Delimited.  Each field is followed by a delimiter, typically a comma or a tab and there is an end of record marker that separates each record from each other, typically a newline or a carriage return as with some of the fixed length format above.  Typically the fields do still have a maximum length, or range of values, but this is not visible from the format itself.  Typically you can spot this format by seeing the commas or the tabs in the data, typically every record will have a fixed count of commas or tabs in every record.

Mixed. A message, or record, can be a combination of the above.  The fields can mostly be delimited with commas or tabs, but have a few fields whose contents have a fixed.  HL7 is an example of a mixed format.

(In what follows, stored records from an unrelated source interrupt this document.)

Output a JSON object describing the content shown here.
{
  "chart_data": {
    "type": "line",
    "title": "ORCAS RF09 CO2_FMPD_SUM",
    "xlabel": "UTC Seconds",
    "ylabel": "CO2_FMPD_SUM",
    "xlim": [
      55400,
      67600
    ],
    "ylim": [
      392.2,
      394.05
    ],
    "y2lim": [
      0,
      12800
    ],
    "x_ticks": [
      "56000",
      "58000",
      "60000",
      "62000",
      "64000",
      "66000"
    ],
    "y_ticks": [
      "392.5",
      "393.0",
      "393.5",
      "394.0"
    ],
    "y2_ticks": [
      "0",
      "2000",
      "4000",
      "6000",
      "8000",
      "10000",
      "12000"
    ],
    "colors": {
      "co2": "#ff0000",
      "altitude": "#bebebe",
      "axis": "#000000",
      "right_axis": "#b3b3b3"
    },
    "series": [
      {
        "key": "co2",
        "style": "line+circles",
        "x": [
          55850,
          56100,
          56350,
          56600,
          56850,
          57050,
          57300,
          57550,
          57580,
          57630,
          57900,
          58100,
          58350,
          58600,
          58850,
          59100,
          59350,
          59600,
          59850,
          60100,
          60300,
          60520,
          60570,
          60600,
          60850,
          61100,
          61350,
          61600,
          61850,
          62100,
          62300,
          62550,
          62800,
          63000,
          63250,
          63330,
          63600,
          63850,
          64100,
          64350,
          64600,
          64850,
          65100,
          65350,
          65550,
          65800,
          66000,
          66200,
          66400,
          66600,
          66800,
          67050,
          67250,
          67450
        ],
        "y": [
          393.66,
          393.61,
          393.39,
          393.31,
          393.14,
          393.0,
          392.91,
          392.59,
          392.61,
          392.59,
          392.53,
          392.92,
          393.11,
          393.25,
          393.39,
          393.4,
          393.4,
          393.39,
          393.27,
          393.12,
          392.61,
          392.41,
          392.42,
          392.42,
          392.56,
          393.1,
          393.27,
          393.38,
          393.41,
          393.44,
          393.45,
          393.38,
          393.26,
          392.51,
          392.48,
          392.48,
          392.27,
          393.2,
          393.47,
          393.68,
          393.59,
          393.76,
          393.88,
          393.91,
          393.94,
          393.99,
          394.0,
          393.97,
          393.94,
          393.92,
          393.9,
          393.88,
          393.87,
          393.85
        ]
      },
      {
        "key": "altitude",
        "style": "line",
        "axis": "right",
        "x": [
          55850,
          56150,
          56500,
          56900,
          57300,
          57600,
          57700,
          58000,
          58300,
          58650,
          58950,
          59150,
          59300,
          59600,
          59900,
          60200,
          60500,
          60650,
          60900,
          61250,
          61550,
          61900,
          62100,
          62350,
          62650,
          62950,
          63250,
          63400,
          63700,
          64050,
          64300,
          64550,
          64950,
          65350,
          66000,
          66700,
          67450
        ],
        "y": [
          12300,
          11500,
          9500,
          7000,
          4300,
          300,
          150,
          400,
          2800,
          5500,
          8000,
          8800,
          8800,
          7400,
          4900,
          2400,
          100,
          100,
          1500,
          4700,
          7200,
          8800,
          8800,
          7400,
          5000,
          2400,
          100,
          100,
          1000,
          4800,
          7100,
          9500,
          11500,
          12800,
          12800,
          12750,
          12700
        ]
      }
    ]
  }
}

Grammar. This used to be much more difficult than it is now.  Typically this means they used XML now. In the past people would create many different formats for data that was contextual in nature.  If you are trying to parse text that comes from a command line, or a language like English, or a program file written in C or Java, then your parser will have to understand that combination of positional text whose meaning is determined by the initial state and the order of the commands.

Conceptual Layer

 At this point you have read in the stream of bytes, given groups of those bytes meaning and stored the data into a record or other data object in your program.   A reference to this data can be passed around to represent that stored set of meaning.  

Translation and Routing

Often the data you received has fields in the wrong order,  or you have a set of numbers from 1-5 that actually represents a user name.  This layer will take the incoming data and create a new record in the new format, transferring and transforming the data from one data object to the other.   Or an xml file you parsed has a 100 records that need to be pulled out of the object and 100 individual records sent to the next layer.  So this layer would have a loop that lets you get one data value and create as many objects as you need.  A single message might be split into multiple outbound messages.

Data Store

The data coming out of the translation layer will need to be mapped to a set of outbound data objects.  One stream might go one direction, while another set of messages goes to another table.  This operation has to be tied to a database transaction, so that either all the data is applied to the database, or none of it is.  Or you can have an exception log that others have to check and correct later.

Data View

In order to see this data you can map a view onto one or more data objects and see records in the data view.  The data view can represent the underlying data objects in many ways.  It also only has to retrieve what it needs to fill the current set of records in the view, so a dataview for a million element database might only have to load in the first 10 elements.  This data view could even be aliased across to another computer and still only has to cache a little data to represent many records.